He should be dead. Instead he's singing karaoke. Sometime after midnight, he grabs the microphone in the smoky back room of Terri's Place, a honky-tonk bar with a concrete floor and blinking beer signs on the main drag of Colwich, Kansas (population 1,400). The furnishings are purely functional: a pool table, folding chairs, walls covered with Nascar and Budweiser posters. Sunburned guys with tattoos stare unapologetically at a handful of girls in low-cut tops, their cleavage enveloped in clouds of perfume.
Truth be told, Chase Kear looks a little ragged. Two years ago, he was what the waitresses in the local diner like to call a "sweetheart," a kid who graduated Andale High with state-championship rings in three sports. Now his Abercrombie & Fitch frame has gone schlubby. He once dreamed of becoming a fireman, but at age 20, he finds himself rethinking his goals. Molasses tan from long days of landscaping, he wears a puka-shell necklace, a baby-blue T-shirt, board shorts, and sandals. His dusty Miller Lite ball cap is tugged over the shaggy brown hair that covers the crown of scars on his head. One by one, the locals approach to pay homage. Curvy women lean in close and whisper that they have prayed for him. Burly guys buy him beers and shots, bumming cigarettes just to linger beside him.
Kear never asked for all this attention, but he takes full advantage of it. He's well on his way to surpassing his 10-beer limit when "Sweet Home Alabama" hits the speakers. A group of girls in tight T-shirts rush to join him as backup singers, their bodies rubbing up against him as they sway to the music. He flashes a smile. It's like that now. "A lot of people want to touch me, give a hug, put a hand on my shoulder," he says. "They want to touch a miracle."
For the last half-century, in their times of need, folks in Colwich have turned to the memory of a long-dead priest. Born 80 miles to the north in Pilsen in 1916, Emil Kapaun grew up dirt poor, raising chickens for spare change and trapping skunks in the woods for fun. He was always adventurous: As a boy, he backed his father's new car out of the garage to take his playmates for a ride.

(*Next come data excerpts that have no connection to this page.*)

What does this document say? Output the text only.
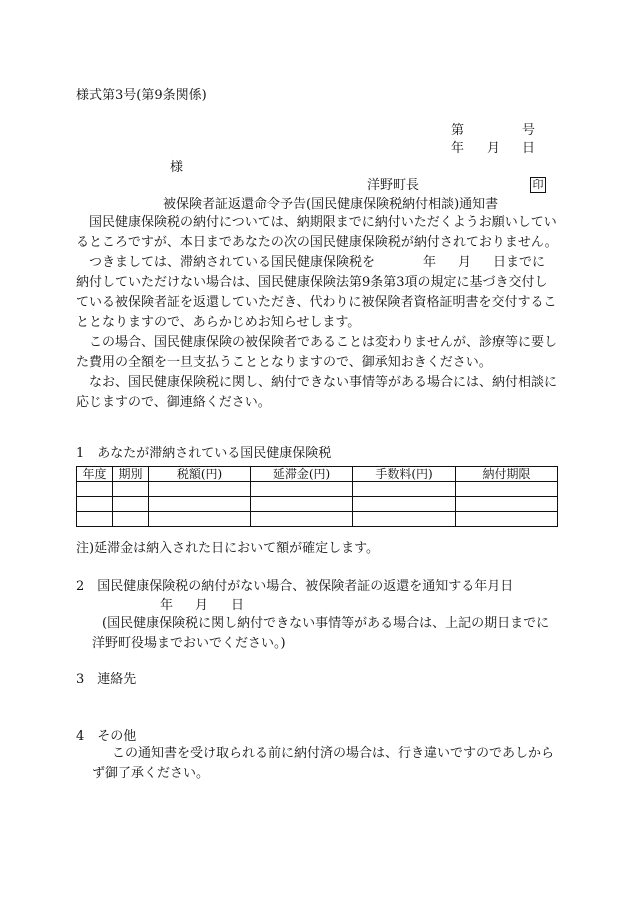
様式第3号(第9条関係)
第	号
年 月 日
様
洋野町長	印
被保険者証返還命令予告(国民健康保険税納付相談)通知書
国民健康保険税の納付については、納期限までに納付いただくようお願いしているところですが、本日まであなたの次の国民健康保険税が納付されておりません。
つきましては、滞納されている国民健康保険税を	年 月 日までに納付していただけない場合は、国民健康保険法第9条第3項の規定に基づき交付している被保険者証を返還していただき、代わりに被保険者資格証明書を交付することとなりますので、あらかじめお知らせします。
この場合、国民健康保険の被保険者であることは変わりませんが、診療等に要した費用の全額を一旦支払うこととなりますので、御承知おきください。
なお、国民健康保険税に関し、納付できない事情等がある場合には、納付相談に応じますので、御連絡ください。
1　あなたが滞納されている国民健康保険税
年度	期別	税額(円)	延滞金(円)	手数料(円)	納付期限

注)延滞金は納入された日において額が確定します。
2　国民健康保険税の納付がない場合、被保険者証の返還を通知する年月日
年 月 日
(国民健康保険税に関し納付できない事情等がある場合は、上記の期日までに洋野町役場までおいでください。)
3　連絡先
4　その他
この通知書を受け取られる前に納付済の場合は、行き違いですのであしからず御了承ください。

To Kapaun, the priesthood was not simply a calling but also a means for exploration. He wanted to see the world as a missionary. After enlisting in the service near the end of World War II, he toured India and Burma. He re-upped in September 1948 because he felt compelled to help the troops. By mid-1950, he had landed in North Korea as the pipe-smoking chaplain of the 8th Cavalry Regiment of the First Cavalry Division. The relentless slog of infantry suited him. "You know—walking and marching!!" he wrote to his brother. "I love it."
As the sun set on November 1, 1950—All Saints' Day—Kapaun's mettle was put to the test. His unit was pinned down under heavy machine-gun fire for more than 36 hours in the North Korean farming outpost of Unsan. While many of his colleagues retreated, he stayed behind to tend to the wounded, an act that earned him a Distinguished Service Cross for heroism. After Kapaun was captured, he refused to cooperate, brushing aside Chinese soldiers to lift and carry bleeding American soldiers during a two-week, 100-mile death march to Prison Camp No. 5 in Pyoktong, a warren of bombed-out, lice-infested cabins along the banks of the Yalu River. About a thousand men were held there, and fewer than half would survive the brutal winter. Kapaun did what he could to comfort them, teaching them how to fold scrap metal into tins that could be used to heat snow for water. He harvested ice from the river to wash their soiled undergarments. After praying to St. Dismas, known also as the "Good Thief," he'd steal provisions from his captors' stockpiles. He became a sort of gruff guardian angel, one who cussed and joked that when God said we should love our enemies, he'd clearly forgotten about the Communists. When a guard proclaimed that it was Mao Tse-tung who now provided the daily bread, a fellow POW reports, Kapaun scoffed: "Well, [Mao] is a terrible baker."